A truck, traveling at a high speed, a cloud of dust in its wake, had appeared behind her out of nowhere. Had they been watching and waiting for her instead of depending on the GPS tracker? They had no way of knowing she’d find that device. They didn’t know her profession...or former profession.
She applied more pressure to the gas pedal, but she didn’t plan to get into a high-speed chase with Wyatt in the back seat of her car. Lodging her tongue in the corner of her mouth, she glanced in her mirror again.
The truck was gaining on her, and then she blinked and adjusted the mirror as if that could change what she saw.
That white truck looked an awful lot like Nash’s truck. She couldn’t afford to see him right now, either. She could tell him she was taking Wyatt for a drive to calm him down, but then how would she escape?

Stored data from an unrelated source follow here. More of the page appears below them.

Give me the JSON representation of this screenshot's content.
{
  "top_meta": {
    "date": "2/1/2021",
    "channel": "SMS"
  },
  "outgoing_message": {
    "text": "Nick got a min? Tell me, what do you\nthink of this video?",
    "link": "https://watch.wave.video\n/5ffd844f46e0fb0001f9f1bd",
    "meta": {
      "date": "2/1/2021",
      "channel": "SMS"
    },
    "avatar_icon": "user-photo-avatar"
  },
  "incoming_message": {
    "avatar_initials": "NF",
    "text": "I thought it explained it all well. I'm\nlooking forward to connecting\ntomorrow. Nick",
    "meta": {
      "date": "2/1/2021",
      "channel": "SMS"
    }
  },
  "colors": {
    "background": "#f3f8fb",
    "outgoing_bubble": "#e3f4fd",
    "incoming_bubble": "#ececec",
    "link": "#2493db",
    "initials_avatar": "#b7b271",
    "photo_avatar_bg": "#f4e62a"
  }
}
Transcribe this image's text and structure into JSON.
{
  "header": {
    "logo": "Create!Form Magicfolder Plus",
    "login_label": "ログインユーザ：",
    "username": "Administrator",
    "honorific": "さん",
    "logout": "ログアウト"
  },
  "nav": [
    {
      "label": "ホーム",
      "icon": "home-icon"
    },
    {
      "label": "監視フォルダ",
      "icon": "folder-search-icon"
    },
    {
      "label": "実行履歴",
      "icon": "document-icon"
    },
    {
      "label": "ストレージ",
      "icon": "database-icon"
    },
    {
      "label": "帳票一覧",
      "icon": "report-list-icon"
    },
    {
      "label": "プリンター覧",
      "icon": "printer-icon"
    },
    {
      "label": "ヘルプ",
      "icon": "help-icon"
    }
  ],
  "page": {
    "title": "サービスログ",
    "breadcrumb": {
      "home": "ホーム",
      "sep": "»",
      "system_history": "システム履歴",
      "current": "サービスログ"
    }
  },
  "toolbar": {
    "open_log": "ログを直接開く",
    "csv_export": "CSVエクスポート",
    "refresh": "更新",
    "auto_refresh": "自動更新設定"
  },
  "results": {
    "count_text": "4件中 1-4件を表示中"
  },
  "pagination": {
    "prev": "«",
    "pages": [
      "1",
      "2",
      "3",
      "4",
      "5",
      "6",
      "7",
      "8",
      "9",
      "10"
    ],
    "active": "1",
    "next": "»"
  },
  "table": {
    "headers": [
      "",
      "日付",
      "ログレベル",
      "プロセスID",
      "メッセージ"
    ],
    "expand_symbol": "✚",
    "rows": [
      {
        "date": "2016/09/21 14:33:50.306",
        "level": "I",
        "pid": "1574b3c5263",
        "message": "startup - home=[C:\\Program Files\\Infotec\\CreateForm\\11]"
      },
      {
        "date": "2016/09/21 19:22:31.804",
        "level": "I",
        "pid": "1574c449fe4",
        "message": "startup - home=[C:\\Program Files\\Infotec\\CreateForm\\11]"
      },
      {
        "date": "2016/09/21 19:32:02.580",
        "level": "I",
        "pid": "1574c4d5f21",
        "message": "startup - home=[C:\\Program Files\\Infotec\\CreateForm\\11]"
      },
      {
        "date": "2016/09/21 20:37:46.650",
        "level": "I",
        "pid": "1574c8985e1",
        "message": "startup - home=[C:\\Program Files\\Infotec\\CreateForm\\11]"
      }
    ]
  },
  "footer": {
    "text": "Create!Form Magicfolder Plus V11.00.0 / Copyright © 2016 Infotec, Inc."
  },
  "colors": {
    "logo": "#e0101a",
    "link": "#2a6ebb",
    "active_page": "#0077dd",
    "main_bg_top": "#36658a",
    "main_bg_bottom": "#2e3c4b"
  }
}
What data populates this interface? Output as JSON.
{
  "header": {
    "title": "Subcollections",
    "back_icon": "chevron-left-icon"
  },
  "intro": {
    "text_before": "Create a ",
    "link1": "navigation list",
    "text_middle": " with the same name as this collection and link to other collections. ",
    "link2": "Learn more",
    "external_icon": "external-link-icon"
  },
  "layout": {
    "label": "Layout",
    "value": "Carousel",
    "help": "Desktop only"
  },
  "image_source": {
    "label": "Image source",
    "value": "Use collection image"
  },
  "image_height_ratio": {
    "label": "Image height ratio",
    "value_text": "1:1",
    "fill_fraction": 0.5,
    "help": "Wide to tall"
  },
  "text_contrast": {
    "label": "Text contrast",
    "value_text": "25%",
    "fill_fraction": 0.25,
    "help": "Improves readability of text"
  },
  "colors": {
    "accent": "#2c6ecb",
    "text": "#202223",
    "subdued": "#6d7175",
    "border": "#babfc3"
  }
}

What was he doing home this early, anyway? He’d told her he would be coming home at lunchtime, and he sure as hell didn’t see her leaving on the cameras and drive this far this fast from his office.
Maybe that wasn’t even Nash. Lots of people drove white trucks in this town. She squinted in her rearview and swore. No mistaking the aviator sunglasses. That was Nash on her tail.
She’d have to pull over, or he’d know for sure she was absconding with Wyatt. She eased off the pedal and put on her signal. Gripping the steering wheel with sweaty palms, she veered toward the side of the road and shifted into Park without turning off the engine. Not that she could make a quick getaway with Nash standing beside her car.
As he pulled in behind her, she wiped her hands on her skirt and pasted a smile on her face. “You sure you don’t want to start crying back there to bolster my story, Wyatt?”